Phantasma que, na vida, te acompanha;
Espectro que é teu sangue e tua carne!
Como ele é grande e belo na Montanha,
Nas alturas de fraga e de silencio!
Quem sofre em ti é o corpo derrotado,
O Mal vencido e morto aos pés do Bem!
Pois o esplendor do Bem santificado,
Nasce do Mal que morre, amando a vida...
E toda a morte é dolorosa e triste.
Quando algum sêr se extingue, ou anjo ou féra,
Paira um soluço em tudo quanto existe!
O que ha de mau em nós, perante a morte,
Geme, grita e soluça!
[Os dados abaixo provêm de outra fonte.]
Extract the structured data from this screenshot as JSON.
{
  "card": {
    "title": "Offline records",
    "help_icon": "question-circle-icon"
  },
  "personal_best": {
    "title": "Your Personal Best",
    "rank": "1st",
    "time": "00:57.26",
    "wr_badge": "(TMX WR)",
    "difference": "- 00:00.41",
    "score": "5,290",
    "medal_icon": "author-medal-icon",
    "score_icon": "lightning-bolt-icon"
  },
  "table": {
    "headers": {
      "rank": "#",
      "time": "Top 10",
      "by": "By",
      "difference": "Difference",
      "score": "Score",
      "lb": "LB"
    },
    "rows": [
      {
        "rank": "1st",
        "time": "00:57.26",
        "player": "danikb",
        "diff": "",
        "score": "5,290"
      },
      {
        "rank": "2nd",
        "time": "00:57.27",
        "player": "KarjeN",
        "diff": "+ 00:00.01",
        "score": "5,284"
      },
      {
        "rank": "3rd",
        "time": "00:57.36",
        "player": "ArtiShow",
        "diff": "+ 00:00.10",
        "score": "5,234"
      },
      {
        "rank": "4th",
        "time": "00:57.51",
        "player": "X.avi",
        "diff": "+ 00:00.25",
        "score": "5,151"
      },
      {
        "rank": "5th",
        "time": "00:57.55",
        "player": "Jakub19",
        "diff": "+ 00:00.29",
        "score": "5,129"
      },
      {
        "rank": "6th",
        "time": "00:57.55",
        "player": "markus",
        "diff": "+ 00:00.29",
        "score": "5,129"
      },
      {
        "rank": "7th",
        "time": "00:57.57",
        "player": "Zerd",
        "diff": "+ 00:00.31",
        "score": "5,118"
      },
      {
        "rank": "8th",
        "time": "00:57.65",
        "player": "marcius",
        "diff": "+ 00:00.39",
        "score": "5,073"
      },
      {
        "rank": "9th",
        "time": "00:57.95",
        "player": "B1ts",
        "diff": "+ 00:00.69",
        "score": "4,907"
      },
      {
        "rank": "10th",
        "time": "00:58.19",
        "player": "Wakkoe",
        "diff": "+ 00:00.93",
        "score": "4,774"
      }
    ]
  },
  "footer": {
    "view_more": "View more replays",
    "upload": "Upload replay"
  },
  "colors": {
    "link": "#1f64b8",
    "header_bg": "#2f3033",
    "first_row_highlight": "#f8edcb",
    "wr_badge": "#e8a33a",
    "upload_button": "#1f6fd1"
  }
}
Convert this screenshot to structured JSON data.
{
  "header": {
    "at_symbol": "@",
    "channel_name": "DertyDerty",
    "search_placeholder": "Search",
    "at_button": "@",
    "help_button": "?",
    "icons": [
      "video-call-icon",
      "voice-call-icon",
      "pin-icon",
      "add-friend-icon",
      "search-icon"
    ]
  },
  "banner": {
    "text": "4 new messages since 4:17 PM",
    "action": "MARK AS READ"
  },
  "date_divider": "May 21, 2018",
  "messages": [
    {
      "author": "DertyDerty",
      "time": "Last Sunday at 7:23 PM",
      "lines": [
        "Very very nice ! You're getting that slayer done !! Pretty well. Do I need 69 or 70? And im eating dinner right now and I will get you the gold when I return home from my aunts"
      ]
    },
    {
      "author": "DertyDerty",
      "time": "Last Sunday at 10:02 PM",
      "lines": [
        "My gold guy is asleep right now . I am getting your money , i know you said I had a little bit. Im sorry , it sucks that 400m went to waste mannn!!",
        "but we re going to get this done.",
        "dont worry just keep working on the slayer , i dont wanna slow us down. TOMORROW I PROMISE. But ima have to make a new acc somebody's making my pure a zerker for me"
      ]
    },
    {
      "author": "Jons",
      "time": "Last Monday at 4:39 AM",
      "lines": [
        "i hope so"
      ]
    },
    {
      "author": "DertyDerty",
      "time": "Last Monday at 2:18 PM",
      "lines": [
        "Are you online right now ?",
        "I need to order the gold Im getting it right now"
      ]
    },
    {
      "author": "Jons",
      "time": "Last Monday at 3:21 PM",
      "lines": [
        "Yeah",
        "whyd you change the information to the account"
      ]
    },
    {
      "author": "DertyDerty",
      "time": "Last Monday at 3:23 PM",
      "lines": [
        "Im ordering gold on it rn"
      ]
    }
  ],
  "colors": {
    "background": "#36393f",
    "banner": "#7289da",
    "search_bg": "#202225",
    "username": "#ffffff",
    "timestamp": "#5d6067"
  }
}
Jesus Christo,
No Horto, ao vêr a sua negra sorte,
Sua negra e final expiação,
Sentiu acordar n'ele, de repente,
O vago orangotango primitivo
Que chorou longamente e amargamente,
Com o terrível calix de amargura
Nas longas mãos peludas e selvagens,
Emquanto junto d'ele, alevantado
Na tristeza da tarde e do olival,
Estava o Anjo mystico e enviado...


«Assim teu corpo ao vêr-se no abandono
Do espirito divino que criou...
Assim o pae ao vêr o filho morto
E a terra ao vêr a flôr que se murchou.


«Sim: é preciso amar o próprio Mal...»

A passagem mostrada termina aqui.